Les origines du sampling sont à mettre en parallèle avec l’histoire de la culture hip-hop. Les conditions de vie dans les ghettos new-yorkais ne permettaient pas à ses acteurs d’avoir accès à la musique si élitiste et théorique. Soit. La débrouille, meilleure amie de la misère, va permettre à ces passionnés de musique de surmonter cette problématique. Sans argent mais avec des idées, les pionniers du beatmaking vont poursuivre le travail de DJ Kool Herc le daron du breakbeat. En amoureux de la musique noire américaine et héritiers de celle-ci, les producteurs vont essorer soul, jazz et funk dans le but d’y trouver cette putain de vibe hip-hop. Bingo. De boucle en boucle, de variation rythmique en variation rythmique, ils vont mettre en place une nouvelle façon de voir et surtout construire la musique.
« Il perçoit puis réajuste, transforme et tant pis si on vient l’emmerder avec ces foutus droits d’auteur. »

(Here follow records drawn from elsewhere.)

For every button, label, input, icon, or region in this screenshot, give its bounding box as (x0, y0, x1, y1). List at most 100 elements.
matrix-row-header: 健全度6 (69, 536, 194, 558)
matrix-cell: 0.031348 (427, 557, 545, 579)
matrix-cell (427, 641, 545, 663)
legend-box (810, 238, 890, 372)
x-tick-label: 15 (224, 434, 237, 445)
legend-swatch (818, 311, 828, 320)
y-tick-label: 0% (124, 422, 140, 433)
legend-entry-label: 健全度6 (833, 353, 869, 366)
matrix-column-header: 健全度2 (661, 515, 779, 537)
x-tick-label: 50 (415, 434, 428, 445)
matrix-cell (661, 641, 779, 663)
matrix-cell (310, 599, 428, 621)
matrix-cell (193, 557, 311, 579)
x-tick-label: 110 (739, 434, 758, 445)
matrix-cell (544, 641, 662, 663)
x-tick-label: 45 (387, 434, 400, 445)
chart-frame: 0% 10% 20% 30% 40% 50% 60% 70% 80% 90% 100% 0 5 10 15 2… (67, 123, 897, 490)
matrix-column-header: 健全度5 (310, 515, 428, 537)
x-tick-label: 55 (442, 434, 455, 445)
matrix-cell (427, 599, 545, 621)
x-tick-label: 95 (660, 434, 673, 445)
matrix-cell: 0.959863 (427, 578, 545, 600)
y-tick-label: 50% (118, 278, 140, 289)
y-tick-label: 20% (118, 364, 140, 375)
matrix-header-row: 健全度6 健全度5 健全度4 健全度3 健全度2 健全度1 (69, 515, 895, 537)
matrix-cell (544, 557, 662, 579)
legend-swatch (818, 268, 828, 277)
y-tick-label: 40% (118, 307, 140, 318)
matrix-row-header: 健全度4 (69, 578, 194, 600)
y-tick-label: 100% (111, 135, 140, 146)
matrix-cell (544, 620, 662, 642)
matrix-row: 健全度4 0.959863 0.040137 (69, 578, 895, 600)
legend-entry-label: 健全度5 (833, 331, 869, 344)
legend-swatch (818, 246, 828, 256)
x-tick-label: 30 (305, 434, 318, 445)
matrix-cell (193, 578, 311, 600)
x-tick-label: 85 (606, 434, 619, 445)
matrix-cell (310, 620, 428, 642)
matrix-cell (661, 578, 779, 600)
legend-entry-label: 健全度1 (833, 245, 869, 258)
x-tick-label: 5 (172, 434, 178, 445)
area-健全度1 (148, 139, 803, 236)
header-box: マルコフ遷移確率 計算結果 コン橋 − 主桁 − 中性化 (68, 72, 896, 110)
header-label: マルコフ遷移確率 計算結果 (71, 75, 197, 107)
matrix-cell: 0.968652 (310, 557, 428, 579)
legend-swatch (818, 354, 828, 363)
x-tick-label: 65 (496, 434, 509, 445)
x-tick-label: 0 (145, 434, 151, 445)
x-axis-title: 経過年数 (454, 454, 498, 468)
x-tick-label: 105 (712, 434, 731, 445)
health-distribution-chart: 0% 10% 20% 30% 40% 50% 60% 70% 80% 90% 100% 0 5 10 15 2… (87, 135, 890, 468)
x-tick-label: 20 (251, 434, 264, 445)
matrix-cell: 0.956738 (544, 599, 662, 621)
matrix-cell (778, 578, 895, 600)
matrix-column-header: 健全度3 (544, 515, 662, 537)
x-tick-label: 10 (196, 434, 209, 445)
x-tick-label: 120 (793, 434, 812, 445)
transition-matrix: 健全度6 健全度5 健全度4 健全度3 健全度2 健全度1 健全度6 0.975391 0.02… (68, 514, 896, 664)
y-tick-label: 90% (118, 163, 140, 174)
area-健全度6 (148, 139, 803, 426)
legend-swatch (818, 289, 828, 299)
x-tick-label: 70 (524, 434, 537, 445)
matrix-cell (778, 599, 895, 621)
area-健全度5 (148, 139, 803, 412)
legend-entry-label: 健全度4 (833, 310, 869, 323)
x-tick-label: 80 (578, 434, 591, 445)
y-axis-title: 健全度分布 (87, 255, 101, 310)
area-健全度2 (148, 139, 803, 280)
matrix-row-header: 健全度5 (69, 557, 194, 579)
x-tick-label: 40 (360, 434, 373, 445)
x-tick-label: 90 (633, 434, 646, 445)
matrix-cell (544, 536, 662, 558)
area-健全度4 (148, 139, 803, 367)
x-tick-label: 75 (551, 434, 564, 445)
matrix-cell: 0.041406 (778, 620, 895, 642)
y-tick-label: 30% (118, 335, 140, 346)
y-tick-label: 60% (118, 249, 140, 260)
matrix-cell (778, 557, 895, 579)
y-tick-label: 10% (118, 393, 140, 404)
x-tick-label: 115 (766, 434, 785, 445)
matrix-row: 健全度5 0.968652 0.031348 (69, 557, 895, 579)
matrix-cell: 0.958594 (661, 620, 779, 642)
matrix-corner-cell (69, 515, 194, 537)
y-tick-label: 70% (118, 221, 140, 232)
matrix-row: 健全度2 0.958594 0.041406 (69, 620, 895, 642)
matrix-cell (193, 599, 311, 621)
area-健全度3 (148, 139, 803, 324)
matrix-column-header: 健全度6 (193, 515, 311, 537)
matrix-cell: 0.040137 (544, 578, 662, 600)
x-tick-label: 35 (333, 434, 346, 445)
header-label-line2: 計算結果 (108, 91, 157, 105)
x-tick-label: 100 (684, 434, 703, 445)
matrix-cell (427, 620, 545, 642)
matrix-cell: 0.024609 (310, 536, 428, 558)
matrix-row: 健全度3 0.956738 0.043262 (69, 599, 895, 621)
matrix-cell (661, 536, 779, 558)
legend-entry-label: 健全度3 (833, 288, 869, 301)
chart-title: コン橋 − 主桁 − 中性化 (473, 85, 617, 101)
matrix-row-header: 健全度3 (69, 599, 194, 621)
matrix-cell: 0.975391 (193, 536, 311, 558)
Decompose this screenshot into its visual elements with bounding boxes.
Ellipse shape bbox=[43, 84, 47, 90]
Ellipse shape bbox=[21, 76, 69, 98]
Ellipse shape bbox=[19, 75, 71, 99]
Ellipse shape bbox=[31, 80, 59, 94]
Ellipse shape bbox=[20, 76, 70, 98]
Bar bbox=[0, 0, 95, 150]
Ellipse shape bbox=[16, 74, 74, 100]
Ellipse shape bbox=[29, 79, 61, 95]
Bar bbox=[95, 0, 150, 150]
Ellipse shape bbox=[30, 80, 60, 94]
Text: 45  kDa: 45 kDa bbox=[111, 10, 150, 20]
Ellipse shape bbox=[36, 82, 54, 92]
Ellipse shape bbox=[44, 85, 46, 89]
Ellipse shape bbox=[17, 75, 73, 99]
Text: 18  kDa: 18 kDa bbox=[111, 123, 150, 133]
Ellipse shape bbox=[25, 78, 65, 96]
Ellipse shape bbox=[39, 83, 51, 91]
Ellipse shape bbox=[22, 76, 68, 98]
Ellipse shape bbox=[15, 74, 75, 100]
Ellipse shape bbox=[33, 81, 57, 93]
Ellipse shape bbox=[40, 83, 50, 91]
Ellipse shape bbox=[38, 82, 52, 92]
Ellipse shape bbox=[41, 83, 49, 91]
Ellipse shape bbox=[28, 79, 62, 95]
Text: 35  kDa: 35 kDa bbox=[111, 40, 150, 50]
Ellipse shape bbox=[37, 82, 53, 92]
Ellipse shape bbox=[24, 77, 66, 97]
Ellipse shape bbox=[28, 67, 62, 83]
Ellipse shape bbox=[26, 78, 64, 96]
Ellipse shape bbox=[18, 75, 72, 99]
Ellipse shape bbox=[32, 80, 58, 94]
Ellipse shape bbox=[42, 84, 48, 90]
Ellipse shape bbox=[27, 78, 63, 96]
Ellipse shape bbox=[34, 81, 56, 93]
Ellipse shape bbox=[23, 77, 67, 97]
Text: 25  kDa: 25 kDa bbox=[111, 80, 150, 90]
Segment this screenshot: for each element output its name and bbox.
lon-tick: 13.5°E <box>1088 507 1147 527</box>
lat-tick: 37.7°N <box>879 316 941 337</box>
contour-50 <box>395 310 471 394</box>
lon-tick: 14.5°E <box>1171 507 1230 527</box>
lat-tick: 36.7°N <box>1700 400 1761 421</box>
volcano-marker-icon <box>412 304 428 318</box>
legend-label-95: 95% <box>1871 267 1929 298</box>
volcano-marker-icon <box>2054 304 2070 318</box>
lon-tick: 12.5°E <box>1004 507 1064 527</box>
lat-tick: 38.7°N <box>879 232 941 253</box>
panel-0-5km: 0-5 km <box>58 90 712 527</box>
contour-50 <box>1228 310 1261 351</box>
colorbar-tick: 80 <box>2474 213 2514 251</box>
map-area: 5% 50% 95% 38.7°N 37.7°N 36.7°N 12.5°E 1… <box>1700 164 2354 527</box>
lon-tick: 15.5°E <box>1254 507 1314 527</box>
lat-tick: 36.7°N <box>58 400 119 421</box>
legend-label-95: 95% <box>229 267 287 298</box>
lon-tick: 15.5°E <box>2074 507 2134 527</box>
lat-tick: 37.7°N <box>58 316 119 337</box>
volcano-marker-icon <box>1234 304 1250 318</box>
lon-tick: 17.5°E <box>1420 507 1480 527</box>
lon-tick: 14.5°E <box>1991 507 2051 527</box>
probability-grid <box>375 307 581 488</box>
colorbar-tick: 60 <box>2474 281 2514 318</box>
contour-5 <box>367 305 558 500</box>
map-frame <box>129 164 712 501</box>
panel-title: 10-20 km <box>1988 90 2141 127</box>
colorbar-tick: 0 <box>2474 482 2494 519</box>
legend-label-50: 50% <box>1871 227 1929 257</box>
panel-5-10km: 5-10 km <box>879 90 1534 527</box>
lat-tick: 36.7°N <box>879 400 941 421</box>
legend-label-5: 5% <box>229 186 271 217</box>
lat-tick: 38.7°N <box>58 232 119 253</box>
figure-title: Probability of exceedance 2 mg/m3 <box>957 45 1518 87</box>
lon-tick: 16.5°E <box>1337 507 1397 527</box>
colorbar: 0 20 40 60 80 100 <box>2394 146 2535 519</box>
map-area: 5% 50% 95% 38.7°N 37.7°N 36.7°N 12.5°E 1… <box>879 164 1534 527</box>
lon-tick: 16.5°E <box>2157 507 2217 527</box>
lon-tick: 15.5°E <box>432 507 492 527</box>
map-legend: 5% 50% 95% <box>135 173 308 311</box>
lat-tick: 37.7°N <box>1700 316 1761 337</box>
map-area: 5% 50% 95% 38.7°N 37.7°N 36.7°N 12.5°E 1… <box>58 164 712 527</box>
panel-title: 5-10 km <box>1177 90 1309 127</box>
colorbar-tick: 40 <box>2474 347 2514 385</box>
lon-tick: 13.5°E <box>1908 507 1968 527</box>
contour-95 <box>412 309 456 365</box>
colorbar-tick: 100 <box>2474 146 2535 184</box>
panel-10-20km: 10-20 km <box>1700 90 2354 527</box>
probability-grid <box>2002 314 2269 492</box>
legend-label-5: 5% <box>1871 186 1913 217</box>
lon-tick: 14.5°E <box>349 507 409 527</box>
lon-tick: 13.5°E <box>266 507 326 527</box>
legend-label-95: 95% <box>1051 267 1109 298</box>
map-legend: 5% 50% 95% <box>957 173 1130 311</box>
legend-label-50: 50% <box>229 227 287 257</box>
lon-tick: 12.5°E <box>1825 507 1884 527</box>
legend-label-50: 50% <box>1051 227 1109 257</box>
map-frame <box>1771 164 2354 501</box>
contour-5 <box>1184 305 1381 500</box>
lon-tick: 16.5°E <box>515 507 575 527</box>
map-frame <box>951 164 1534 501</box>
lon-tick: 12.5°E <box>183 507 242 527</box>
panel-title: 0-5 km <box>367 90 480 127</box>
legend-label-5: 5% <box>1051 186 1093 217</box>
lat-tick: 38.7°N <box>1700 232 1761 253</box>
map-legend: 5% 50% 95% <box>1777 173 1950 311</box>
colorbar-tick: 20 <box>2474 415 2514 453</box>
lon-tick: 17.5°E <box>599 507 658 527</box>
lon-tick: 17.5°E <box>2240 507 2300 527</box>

Fouineurs insatiables, ils vont profiter de l’héritage culturel laissé par les paternels pour remettre aux goûts du jour une black music toujours plus influente malgré le poids des années. Un vinyle qui traîne dans une vieille chambre, une session digging dans une boutique perdue des États-Unis permettront l’apparition d’instrumentales ahurissantes. DJ Premier ou Pete Rock pourraient en témoigner. Commence alors le travail d’écoute, primordial, où l’oreille du producteur pour déceler la partie du morceau à sampler sera assurément aussi importante que son travail de découpage-recollage par la suite. Car oui, le beatmaker est un artisan. Il n’est pas musicien, il est amoureux. Amoureux de la musique, de l’émotion qui s’y dégage. C’est d’ailleurs ce qui lui permet de déceler la beauté de quelques notes d’un compositeur quand le commun des mortels n’y trouvera rien de plus que deux pauvres notes jouées. Il perçoit puis réajuste, transforme et tant pis si on vient l’emmerder avec ces foutus droits d’auteur.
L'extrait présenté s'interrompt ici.